Quando estudamos as cartas de Jesus enviada às sete igrejas no livro de Apocalipse, veremos que Jesus afirma a todas que andava no meio delas. “Ao anjo da igreja em Éfeso escreve: Estas coisas diz aquele que conserva na mão direita as sete estrelas e que anda no meio dos sete candeeiros de ouro.”(Ap 2.1)



Além desta afirmação ele sempre diz: 

“Conheço as tuas obras” (Ap 2.2) – Éfeso

“Conheço a tua tribulação” (Ap 2.9) – Esmirna

“Conheço o lugar em que habitas” (Ap 2.13) – Pérgamo

“Conheço as tuas obras” (Ap 2.2) – Tiatira

“Conheço as tuas obras” (Ap 3.1) – Sardes

“Conheço as tuas obras” (Ap 3.8) – Filadélfia

“Conheço as tuas obras” (Ap 3.15) – Laodicéia

 

Por andar no meio do seu povo, ele conhece a realidade de cada uma de suas igrejas. Afinal, “o Deus vivo está no meio de vós” 

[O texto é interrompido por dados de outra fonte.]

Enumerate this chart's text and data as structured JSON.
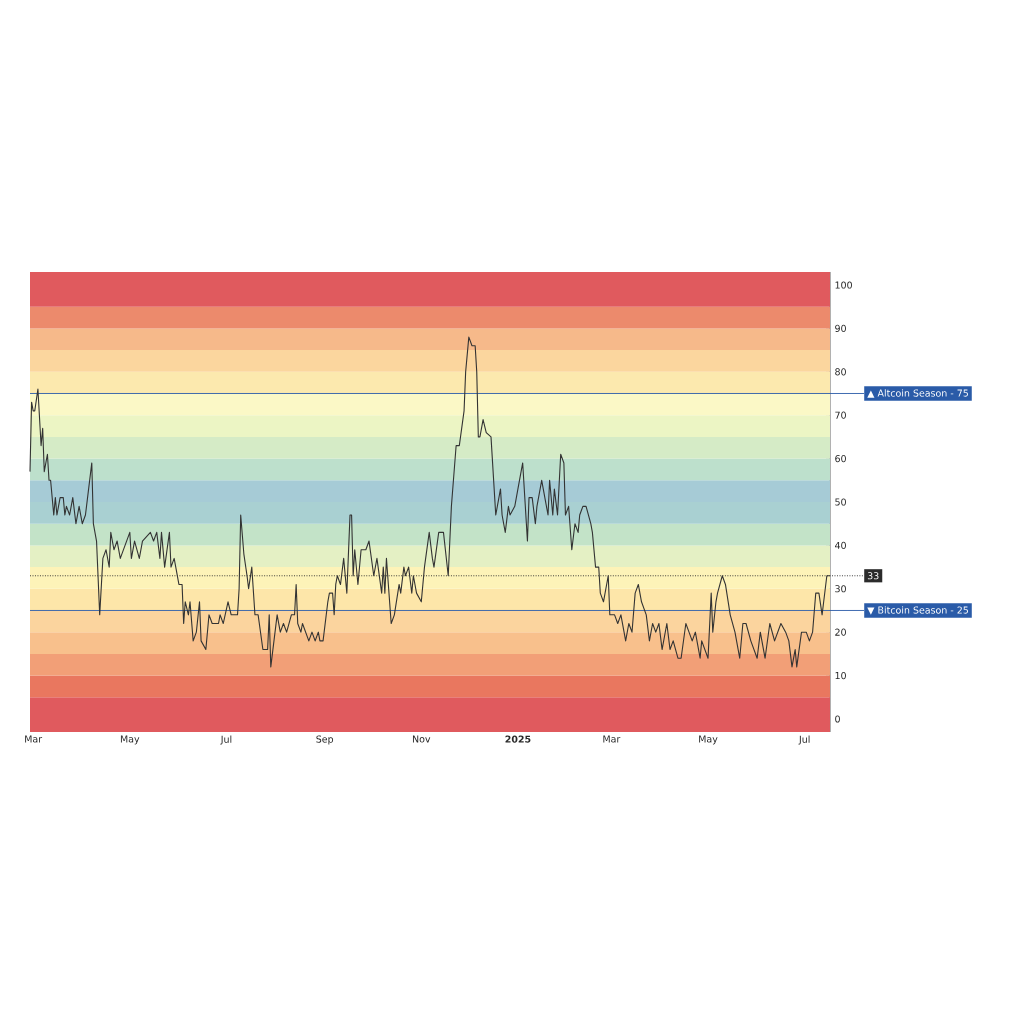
{
  "chart_data": {
    "type": "line",
    "x": [
      "2024-02-28",
      "2024-02-29",
      "2024-03-01",
      "2024-03-02",
      "2024-03-04",
      "2024-03-06",
      "2024-03-07",
      "2024-03-08",
      "2024-03-10",
      "2024-03-11",
      "2024-03-12",
      "2024-03-14",
      "2024-03-15",
      "2024-03-16",
      "2024-03-18",
      "2024-03-20",
      "2024-03-21",
      "2024-03-22",
      "2024-03-24",
      "2024-03-26",
      "2024-03-28",
      "2024-03-30",
      "2024-04-01",
      "2024-04-03",
      "2024-04-07",
      "2024-04-08",
      "2024-04-10",
      "2024-04-12",
      "2024-04-14",
      "2024-04-16",
      "2024-04-18",
      "2024-04-19",
      "2024-04-21",
      "2024-04-23",
      "2024-04-25",
      "2024-05-01",
      "2024-05-02",
      "2024-05-04",
      "2024-05-07",
      "2024-05-09",
      "2024-05-14",
      "2024-05-16",
      "2024-05-18",
      "2024-05-20",
      "2024-05-21",
      "2024-05-23",
      "2024-05-26",
      "2024-05-27",
      "2024-05-29",
      "2024-06-01",
      "2024-06-03",
      "2024-06-04",
      "2024-06-05",
      "2024-06-07",
      "2024-06-08",
      "2024-06-10",
      "2024-06-12",
      "2024-06-14",
      "2024-06-15",
      "2024-06-18",
      "2024-06-20",
      "2024-06-22",
      "2024-06-26",
      "2024-06-27",
      "2024-06-29",
      "2024-07-02",
      "2024-07-04",
      "2024-07-06",
      "2024-07-08",
      "2024-07-09",
      "2024-07-10",
      "2024-07-12",
      "2024-07-14",
      "2024-07-15",
      "2024-07-17",
      "2024-07-19",
      "2024-07-21",
      "2024-07-24",
      "2024-07-27",
      "2024-07-28",
      "2024-07-29",
      "2024-07-31",
      "2024-08-02",
      "2024-08-04",
      "2024-08-06",
      "2024-08-08",
      "2024-08-11",
      "2024-08-13",
      "2024-08-14",
      "2024-08-15",
      "2024-08-17",
      "2024-08-18",
      "2024-08-22",
      "2024-08-24",
      "2024-08-26",
      "2024-08-28",
      "2024-08-29",
      "2024-08-31",
      "2024-09-03",
      "2024-09-04",
      "2024-09-06",
      "2024-09-07",
      "2024-09-08",
      "2024-09-09",
      "2024-09-11",
      "2024-09-13",
      "2024-09-15",
      "2024-09-17",
      "2024-09-18",
      "2024-09-19",
      "2024-09-20",
      "2024-09-22",
      "2024-09-24",
      "2024-09-27",
      "2024-09-29",
      "2024-10-02",
      "2024-10-04",
      "2024-10-07",
      "2024-10-08",
      "2024-10-09",
      "2024-10-10",
      "2024-10-13",
      "2024-10-15",
      "2024-10-18",
      "2024-10-19",
      "2024-10-21",
      "2024-10-22",
      "2024-10-24",
      "2024-10-26",
      "2024-10-27",
      "2024-10-29",
      "2024-11-01",
      "2024-11-03",
      "2024-11-06",
      "2024-11-08",
      "2024-11-09",
      "2024-11-12",
      "2024-11-15",
      "2024-11-18",
      "2024-11-20",
      "2024-11-23",
      "2024-11-25",
      "2024-11-28",
      "2024-11-29",
      "2024-12-01",
      "2024-12-03",
      "2024-12-05",
      "2024-12-06",
      "2024-12-07",
      "2024-12-08",
      "2024-12-10",
      "2024-12-12",
      "2024-12-15",
      "2024-12-18",
      "2024-12-21",
      "2024-12-22",
      "2024-12-24",
      "2024-12-26",
      "2024-12-27",
      "2024-12-30",
      "2025-01-01",
      "2025-01-04",
      "2025-01-07",
      "2025-01-08",
      "2025-01-10",
      "2025-01-12",
      "2025-01-13",
      "2025-01-16",
      "2025-01-18",
      "2025-01-20",
      "2025-01-21",
      "2025-01-23",
      "2025-01-24",
      "2025-01-26",
      "2025-01-28",
      "2025-01-30",
      "2025-01-31",
      "2025-02-02",
      "2025-02-04",
      "2025-02-06",
      "2025-02-08",
      "2025-02-09",
      "2025-02-11",
      "2025-02-13",
      "2025-02-16",
      "2025-02-17",
      "2025-02-19",
      "2025-02-21",
      "2025-02-22",
      "2025-02-24",
      "2025-02-27",
      "2025-02-28",
      "2025-03-03",
      "2025-03-05",
      "2025-03-07",
      "2025-03-10",
      "2025-03-12",
      "2025-03-14",
      "2025-03-16",
      "2025-03-18",
      "2025-03-20",
      "2025-03-23",
      "2025-03-25",
      "2025-03-27",
      "2025-03-29",
      "2025-03-31",
      "2025-04-02",
      "2025-04-05",
      "2025-04-07",
      "2025-04-09",
      "2025-04-12",
      "2025-04-14",
      "2025-04-17",
      "2025-04-19",
      "2025-04-21",
      "2025-04-23",
      "2025-04-26",
      "2025-04-27",
      "2025-04-29",
      "2025-05-01",
      "2025-05-03",
      "2025-05-04",
      "2025-05-06",
      "2025-05-07",
      "2025-05-10",
      "2025-05-12",
      "2025-05-15",
      "2025-05-18",
      "2025-05-21",
      "2025-05-23",
      "2025-05-25",
      "2025-05-28",
      "2025-06-01",
      "2025-06-03",
      "2025-06-06",
      "2025-06-09",
      "2025-06-12",
      "2025-06-16",
      "2025-06-19",
      "2025-06-21",
      "2025-06-23",
      "2025-06-25",
      "2025-06-26",
      "2025-06-29",
      "2025-07-02",
      "2025-07-04",
      "2025-07-06",
      "2025-07-08",
      "2025-07-10",
      "2025-07-12",
      "2025-07-13",
      "2025-07-15",
      "2025-07-17"
    ],
    "series": [
      {
        "color": "#333333",
        "values": [
          57,
          73,
          71,
          71,
          76,
          63,
          67,
          57,
          61,
          55,
          55,
          47,
          51,
          47,
          51,
          51,
          47,
          49,
          47,
          51,
          45,
          49,
          45,
          47,
          59,
          45,
          41,
          24,
          37,
          39,
          35,
          43,
          39,
          41,
          37,
          43,
          37,
          41,
          37,
          41,
          43,
          41,
          43,
          37,
          43,
          35,
          43,
          35,
          37,
          31,
          31,
          22,
          27,
          24,
          27,
          18,
          20,
          27,
          18,
          16,
          24,
          22,
          22,
          24,
          22,
          27,
          24,
          24,
          24,
          30,
          47,
          38,
          33,
          30,
          35,
          24,
          24,
          16,
          16,
          24,
          12,
          18,
          24,
          20,
          22,
          20,
          24,
          24,
          31,
          22,
          20,
          22,
          18,
          20,
          18,
          20,
          18,
          18,
          27,
          29,
          29,
          24,
          31,
          33,
          31,
          37,
          29,
          47,
          47,
          33,
          39,
          31,
          39,
          39,
          41,
          33,
          37,
          29,
          35,
          29,
          37,
          22,
          24,
          31,
          29,
          35,
          33,
          35,
          29,
          33,
          29,
          27,
          35,
          43,
          37,
          35,
          43,
          43,
          33,
          49,
          63,
          63,
          71,
          80,
          88,
          86,
          86,
          80,
          65,
          65,
          69,
          66,
          65,
          47,
          53,
          47,
          43,
          49,
          47,
          49,
          53,
          59,
          41,
          51,
          51,
          45,
          49,
          55,
          51,
          47,
          55,
          47,
          53,
          47,
          61,
          59,
          47,
          49,
          39,
          45,
          43,
          47,
          49,
          49,
          45,
          43,
          35,
          35,
          29,
          27,
          33,
          24,
          24,
          22,
          24,
          18,
          22,
          20,
          29,
          31,
          27,
          24,
          18,
          22,
          20,
          22,
          16,
          22,
          16,
          18,
          14,
          14,
          22,
          20,
          18,
          20,
          14,
          18,
          16,
          14,
          29,
          20,
          27,
          29,
          33,
          31,
          24,
          20,
          14,
          22,
          22,
          18,
          14,
          20,
          14,
          22,
          18,
          22,
          20,
          18,
          12,
          16,
          12,
          20,
          20,
          18,
          20,
          29,
          29,
          24,
          27,
          33,
          33
        ]
      }
    ],
    "xlim": [
      "2024-02-28",
      "2025-07-17"
    ],
    "xticks": [
      {
        "value": "2024-03-01",
        "label": "Mar"
      },
      {
        "value": "2024-05-01",
        "label": "May"
      },
      {
        "value": "2024-07-01",
        "label": "Jul"
      },
      {
        "value": "2024-09-01",
        "label": "Sep"
      },
      {
        "value": "2024-11-01",
        "label": "Nov"
      },
      {
        "value": "2025-01-01",
        "label": "**2025**"
      },
      {
        "value": "2025-03-01",
        "label": "Mar"
      },
      {
        "value": "2025-05-01",
        "label": "May"
      },
      {
        "value": "2025-07-01",
        "label": "Jul"
      }
    ],
    "ylim": [
      -3,
      103
    ],
    "yticks": [
      0,
      10,
      20,
      30,
      40,
      50,
      60,
      70,
      80,
      90,
      100
    ],
    "line_style": "solid",
    "ref_lines": [
      {
        "axis": "y",
        "value": 75,
        "label": "▲ Altcoin Season - 75",
        "color": "#2a5ba8",
        "line_style": "solid"
      },
      {
        "axis": "y",
        "value": 25,
        "label": "▼ Bitcoin Season - 25",
        "color": "#2a5ba8",
        "line_style": "solid"
      },
      {
        "axis": "y",
        "value": 33,
        "label": "33",
        "color": "#2b2b2b",
        "line_style": "dotted"
      }
    ],
    "bands": [
      {
        "axis": "y",
        "from": -3,
        "to": 5,
        "color": "#e05a5e"
      },
      {
        "axis": "y",
        "from": 5,
        "to": 10,
        "color": "#e9775f"
      },
      {
        "axis": "y",
        "from": 10,
        "to": 15,
        "color": "#f29f77"
      },
      {
        "axis": "y",
        "from": 15,
        "to": 20,
        "color": "#f8c08c"
      },
      {
        "axis": "y",
        "from": 20,
        "to": 25,
        "color": "#fbd49e"
      },
      {
        "axis": "y",
        "from": 25,
        "to": 30,
        "color": "#fde6a9"
      },
      {
        "axis": "y",
        "from": 30,
        "to": 35,
        "color": "#fdf3b8"
      },
      {
        "axis": "y",
        "from": 35,
        "to": 40,
        "color": "#e4f0c4"
      },
      {
        "axis": "y",
        "from": 40,
        "to": 45,
        "color": "#c3e3c8"
      },
      {
        "axis": "y",
        "from": 45,
        "to": 50,
        "color": "#a9d0d2"
      },
      {
        "axis": "y",
        "from": 50,
        "to": 55,
        "color": "#a6cbd6"
      },
      {
        "axis": "y",
        "from": 55,
        "to": 60,
        "color": "#bde0cc"
      },
      {
        "axis": "y",
        "from": 60,
        "to": 65,
        "color": "#d5ebc6"
      },
      {
        "axis": "y",
        "from": 65,
        "to": 70,
        "color": "#ecf5c4"
      },
      {
        "axis": "y",
        "from": 70,
        "to": 75,
        "color": "#fbf8c6"
      },
      {
        "axis": "y",
        "from": 75,
        "to": 80,
        "color": "#fce9ae"
      },
      {
        "axis": "y",
        "from": 80,
        "to": 85,
        "color": "#fbd69e"
      },
      {
        "axis": "y",
        "from": 85,
        "to": 90,
        "color": "#f6b98a"
      },
      {
        "axis": "y",
        "from": 90,
        "to": 95,
        "color": "#ec8a6c"
      },
      {
        "axis": "y",
        "from": 95,
        "to": 103,
        "color": "#e05a5e"
      }
    ]
  }
}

Nunca podemos nos esquecer desta verdade maravilhosa da presença de Deus no meio de sua igreja, caminhando com o seu povo.

 

Conclusão 

 

Como este texto nos faz entender o evangelho?

Jesus formou sua igreja. A igreja foi comprada com o seu sangue. O seu projeto era construir um povo para louvor da glória de Deus e para proclamar a redenção que existe por meio do seu sangue. Ele morreu para criar uma comunidade e formar esta nova sociedade de Deus. Ele comprou esta igreja com seu sangue, a igreja de Cristo existe na história para ser o corpo de Cristo, agente de Jesus na sociedade em que se encontra.

 

Jesus é quem criou, sustenta e edifica sua igreja. Este é o povo de Deus pelo qual Cristo morreu.

 

Esta igreja deve caminhar sob alguns pressupostos:

1.     Não deve se mover, enquanto Deus não iniciar o processo.

2.     Segundo, a igreja deve se mover com reverência 

3.     Terceiro, a igreja deve se mover sob a orientação de Deus

4.     Quarto, a igreja deve caminhar em santidade

5.      Quinto, deve caminhar com a compreensão de que o Deus vivo está no meio dela.